As a prolific Swedish playwright who sets his unhappy family dramas behind closed doors, Lars Noren’s work – almost unknown in the UK – is often compared with that of Strindberg and Bergman.
Those great names recognised the value of economy, coolly picking at a single scab in the fabric of family life. But Noren deploys a whole rattlebag of rivalries and resentments, more closely echoing the scattergun hysteria of Albee’s Virginia Woolf.
The Orange Tree programme gives no date of composition, but a family dinner with all the trimmings (including port and after-dinner mints) gives Noren’s play a fifties feel. Diane Fletcher, playing the mother as a housewife with no help, is carefully dressed and coiffed for the occasion, striving to keep a lid on the revelations and regrets.
The wounding worm in the bud is Lisa Stevenson as the hysterical younger daughter, returning home after 20 years of crap jobs, worse relationships and a termination. Chain-smoking her way through a pack of Camels and fuelled by plentiful wine, she embarks on a mission to uncover what she believes is a family secret that left her bruised and broken, heavily hinting that Dad was more affectionate than need be.

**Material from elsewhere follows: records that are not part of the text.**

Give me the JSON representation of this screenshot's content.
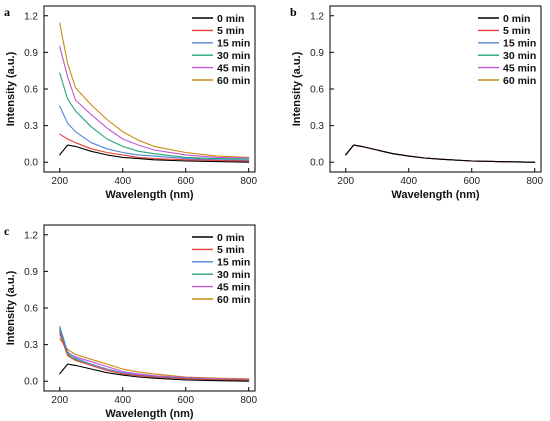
{
  "chart_data": [
    {
      "panel": "a",
      "type": "line",
      "xlabel": "Wavelength (nm)",
      "ylabel": "Intensity (a.u.)",
      "xlim": [
        150,
        820
      ],
      "ylim": [
        -0.08,
        1.28
      ],
      "xticks": [
        "200",
        "400",
        "600",
        "800"
      ],
      "yticks": [
        "0.0",
        "0.3",
        "0.6",
        "0.9",
        "1.2"
      ],
      "legend_position": "top-right",
      "x": [
        200,
        225,
        250,
        300,
        350,
        400,
        450,
        500,
        600,
        700,
        800
      ],
      "series": [
        {
          "name": "0 min",
          "color": "#000000",
          "values": [
            0.06,
            0.14,
            0.13,
            0.09,
            0.06,
            0.04,
            0.03,
            0.02,
            0.01,
            0.005,
            0.0
          ]
        },
        {
          "name": "5 min",
          "color": "#e8413a",
          "values": [
            0.23,
            0.19,
            0.16,
            0.11,
            0.08,
            0.06,
            0.04,
            0.03,
            0.02,
            0.015,
            0.01
          ]
        },
        {
          "name": "15 min",
          "color": "#4f86d9",
          "values": [
            0.46,
            0.32,
            0.25,
            0.16,
            0.11,
            0.08,
            0.06,
            0.05,
            0.03,
            0.02,
            0.015
          ]
        },
        {
          "name": "30 min",
          "color": "#26a37a",
          "values": [
            0.73,
            0.52,
            0.42,
            0.29,
            0.19,
            0.13,
            0.09,
            0.07,
            0.04,
            0.03,
            0.025
          ]
        },
        {
          "name": "45 min",
          "color": "#c254d6",
          "values": [
            0.95,
            0.7,
            0.51,
            0.39,
            0.28,
            0.19,
            0.14,
            0.1,
            0.06,
            0.04,
            0.035
          ]
        },
        {
          "name": "60 min",
          "color": "#c98a10",
          "values": [
            1.14,
            0.81,
            0.61,
            0.47,
            0.35,
            0.25,
            0.18,
            0.13,
            0.08,
            0.05,
            0.04
          ]
        }
      ]
    },
    {
      "panel": "b",
      "type": "line",
      "xlabel": "Wavelength (nm)",
      "ylabel": "Intensity (a.u.)",
      "xlim": [
        150,
        820
      ],
      "ylim": [
        -0.08,
        1.28
      ],
      "xticks": [
        "200",
        "400",
        "600",
        "800"
      ],
      "yticks": [
        "0.0",
        "0.3",
        "0.6",
        "0.9",
        "1.2"
      ],
      "legend_position": "top-right",
      "x": [
        200,
        225,
        250,
        300,
        350,
        400,
        450,
        500,
        600,
        700,
        800
      ],
      "series": [
        {
          "name": "0 min",
          "color": "#000000",
          "values": [
            0.06,
            0.14,
            0.13,
            0.1,
            0.07,
            0.05,
            0.035,
            0.025,
            0.01,
            0.004,
            0.0
          ]
        },
        {
          "name": "5 min",
          "color": "#e8413a",
          "values": [
            0.06,
            0.14,
            0.13,
            0.1,
            0.07,
            0.05,
            0.035,
            0.025,
            0.01,
            0.004,
            0.0
          ]
        },
        {
          "name": "15 min",
          "color": "#4f86d9",
          "values": [
            0.06,
            0.14,
            0.13,
            0.1,
            0.07,
            0.05,
            0.035,
            0.025,
            0.01,
            0.004,
            0.0
          ]
        },
        {
          "name": "30 min",
          "color": "#26a37a",
          "values": [
            0.06,
            0.14,
            0.13,
            0.1,
            0.07,
            0.05,
            0.035,
            0.025,
            0.01,
            0.004,
            0.0
          ]
        },
        {
          "name": "45 min",
          "color": "#c254d6",
          "values": [
            0.06,
            0.14,
            0.13,
            0.1,
            0.07,
            0.05,
            0.035,
            0.025,
            0.01,
            0.004,
            0.0
          ]
        },
        {
          "name": "60 min",
          "color": "#c98a10",
          "values": [
            0.06,
            0.14,
            0.13,
            0.1,
            0.07,
            0.05,
            0.035,
            0.025,
            0.01,
            0.004,
            0.0
          ]
        }
      ]
    },
    {
      "panel": "c",
      "type": "line",
      "xlabel": "Wavelength (nm)",
      "ylabel": "Intensity (a.u.)",
      "xlim": [
        150,
        820
      ],
      "ylim": [
        -0.08,
        1.28
      ],
      "xticks": [
        "200",
        "400",
        "600",
        "800"
      ],
      "yticks": [
        "0.0",
        "0.3",
        "0.6",
        "0.9",
        "1.2"
      ],
      "legend_position": "top-right",
      "x": [
        200,
        225,
        250,
        300,
        350,
        400,
        450,
        500,
        600,
        700,
        800
      ],
      "series": [
        {
          "name": "0 min",
          "color": "#000000",
          "values": [
            0.06,
            0.14,
            0.13,
            0.1,
            0.07,
            0.05,
            0.035,
            0.025,
            0.01,
            0.004,
            0.0
          ]
        },
        {
          "name": "5 min",
          "color": "#e8413a",
          "values": [
            0.39,
            0.21,
            0.17,
            0.13,
            0.09,
            0.06,
            0.045,
            0.035,
            0.02,
            0.012,
            0.01
          ]
        },
        {
          "name": "15 min",
          "color": "#4f86d9",
          "values": [
            0.45,
            0.24,
            0.19,
            0.14,
            0.1,
            0.07,
            0.05,
            0.04,
            0.025,
            0.015,
            0.012
          ]
        },
        {
          "name": "30 min",
          "color": "#26a37a",
          "values": [
            0.43,
            0.22,
            0.18,
            0.13,
            0.09,
            0.06,
            0.045,
            0.035,
            0.02,
            0.012,
            0.01
          ]
        },
        {
          "name": "45 min",
          "color": "#c254d6",
          "values": [
            0.41,
            0.23,
            0.2,
            0.16,
            0.12,
            0.08,
            0.06,
            0.045,
            0.03,
            0.02,
            0.015
          ]
        },
        {
          "name": "60 min",
          "color": "#c98a10",
          "values": [
            0.35,
            0.26,
            0.22,
            0.18,
            0.14,
            0.1,
            0.075,
            0.06,
            0.035,
            0.025,
            0.02
          ]
        }
      ]
    }
  ]
}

He, a failed GP whose universal remedies are Prozac and sleeping tabs, is convincingly portrayed by Osmund Bullock as a man in diffident self-denial, while Kristin Hutchinson as his older daughter, a chic social secretary with a taste for good living, suddenly reveals her own venomous hatred and hidden pains.
At almost two hours with neither an interval nor a cohesive plot, the play slowly dwindles into ‘Four Characters in Search of a Conclusion’. But Derek Goldby’s direction smartly varies the pace, while his fine quartet of players give vivid, always watchable performances.